To return to the LTCM and RTC examples: neither is germane to this idea. There is a common, and widely held perception that the Fed brokered the rescue of LTCM. In fact, Peter Fisher, head of the NY Fed’s trading desk, had been asked by LTCM to look at its positions (by then it was an open secret that the firm was on the ropes). Fisher called the major investment banks and banks that were credit providers, ascertained that all wanted a work-out rather than a collapse, but no one was willing to put himself at a negotiating disadvantage by trying to lead such an effort.
Roger Lowenstein recounts the negotiations at the Fed’s offices in considerable detail in his book, “How Genius Failed”:
Fisher spoke for just a few minutes. He said the Fed was interested whether the private sector could find a solution that wold avoid a chaotic liquidation – one that would spare the system. Otherwise, he adopted a neutral stance, intentionally staying aloof from the particulars. [Herb] Allison [of Merrill Lynch] said, “It was like he had rented out a hall.”
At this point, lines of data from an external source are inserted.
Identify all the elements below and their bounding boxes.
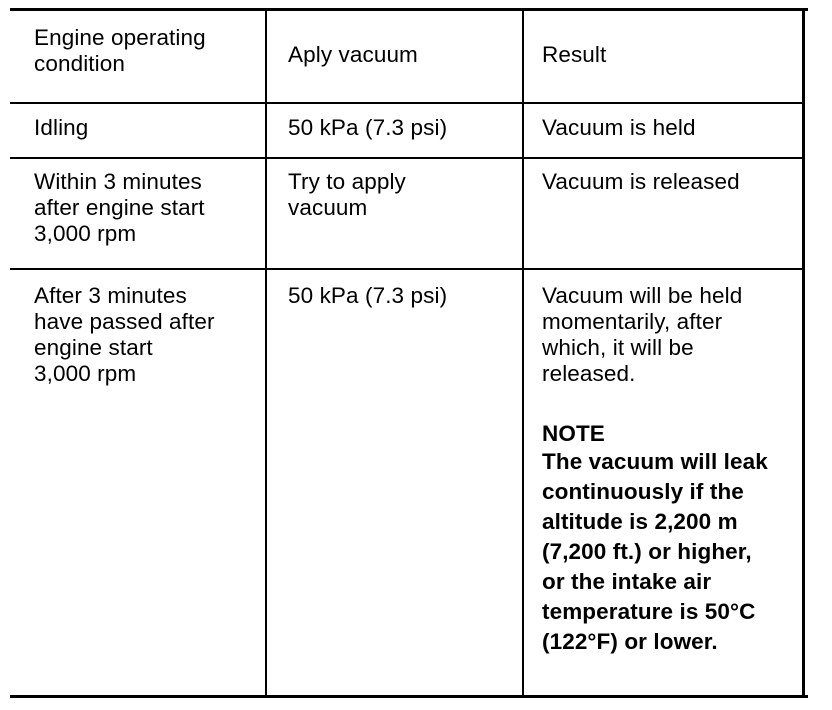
column-divider	[522, 11, 524, 695]
row-after-3min-result: Vacuum will be held momentarily, after which, it will be released.	[542, 283, 743, 386]
row-after-3min-vacuum: 50 kPa (7.3 psi)	[288, 283, 448, 308]
row-after-3min-condition: After 3 minutes have passed after engine start 3,000 rpm	[34, 283, 215, 386]
header-engine-condition: Engine operating condition	[34, 25, 206, 76]
column-divider	[265, 11, 267, 695]
table-right-border	[802, 11, 805, 695]
row-within-3min-condition: Within 3 minutes after engine start 3,000 rpm	[34, 169, 205, 246]
row-idling-result: Vacuum is held	[542, 115, 696, 140]
note-title: NOTE	[542, 421, 605, 446]
row-within-3min-vacuum: Try to apply vacuum	[288, 169, 406, 220]
row-idling-vacuum: 50 kPa (7.3 psi)	[288, 115, 448, 140]
note-block: NOTE The vacuum will leak continuously if the altitude is 2,200 m (7,200 ft.) or higher, or the intake air temperature is 50°C (122°F) or lower.	[542, 421, 768, 654]
header-apply-vacuum: Aply vacuum	[288, 42, 418, 67]
row-divider	[10, 268, 805, 270]
row-divider	[10, 157, 805, 159]
row-divider	[10, 102, 805, 104]
vacuum-test-table	[10, 8, 808, 698]
row-within-3min-result: Vacuum is released	[542, 169, 740, 194]
header-result: Result	[542, 42, 607, 67]
row-idling-condition: Idling	[34, 115, 89, 140]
Lowenstein notes that it was unprecedented for the Fed to summon executives from other firms together and even offer a very generalized proposal, and the bankers understood that the Fed had in essence recommended that it would serve them to solve this problem. But it is still important to remember that that is all the Fed did.
Also recall that LTCM was an existing entity, with a well defined set of positions that were readily valued. So there was no need to worry about who would manage the entity (although there was an issue about oversight). The biggest issues were how much each firm should cough up, how long the investment should be and what the arrangements with the LTCM principals should be (they had to be paid something to complete the wind-down; otherwise, they might as well abandon the firm).
As for RTC, the comparison is even less germane. The S&L assets fell into the government’s lap by virtue of it having provided deposit insurance to the failed entities and by being their primary regulator. There was some pressure to sell the assets, both because it required a considerable amount of working capital to fund the assets (which became increasingly controversial) and because the overhang of unsold assets was perceived to be detrimental to the surviving banks in the same geographical area as the dead thrifts.
“doggy” = “dodgey”? Though the metaphor of sniffing each others’ butts works as well.
Dodgey iis more artful, but I thought “doggy” was more dismissive, as in “it’s a dog.”
Well said, Yves. I’m not sure if this effects your point, but weren’t the positions of LTCM already known outside (by GS in whole, and by other banks in part?), around the week-end it all blew up?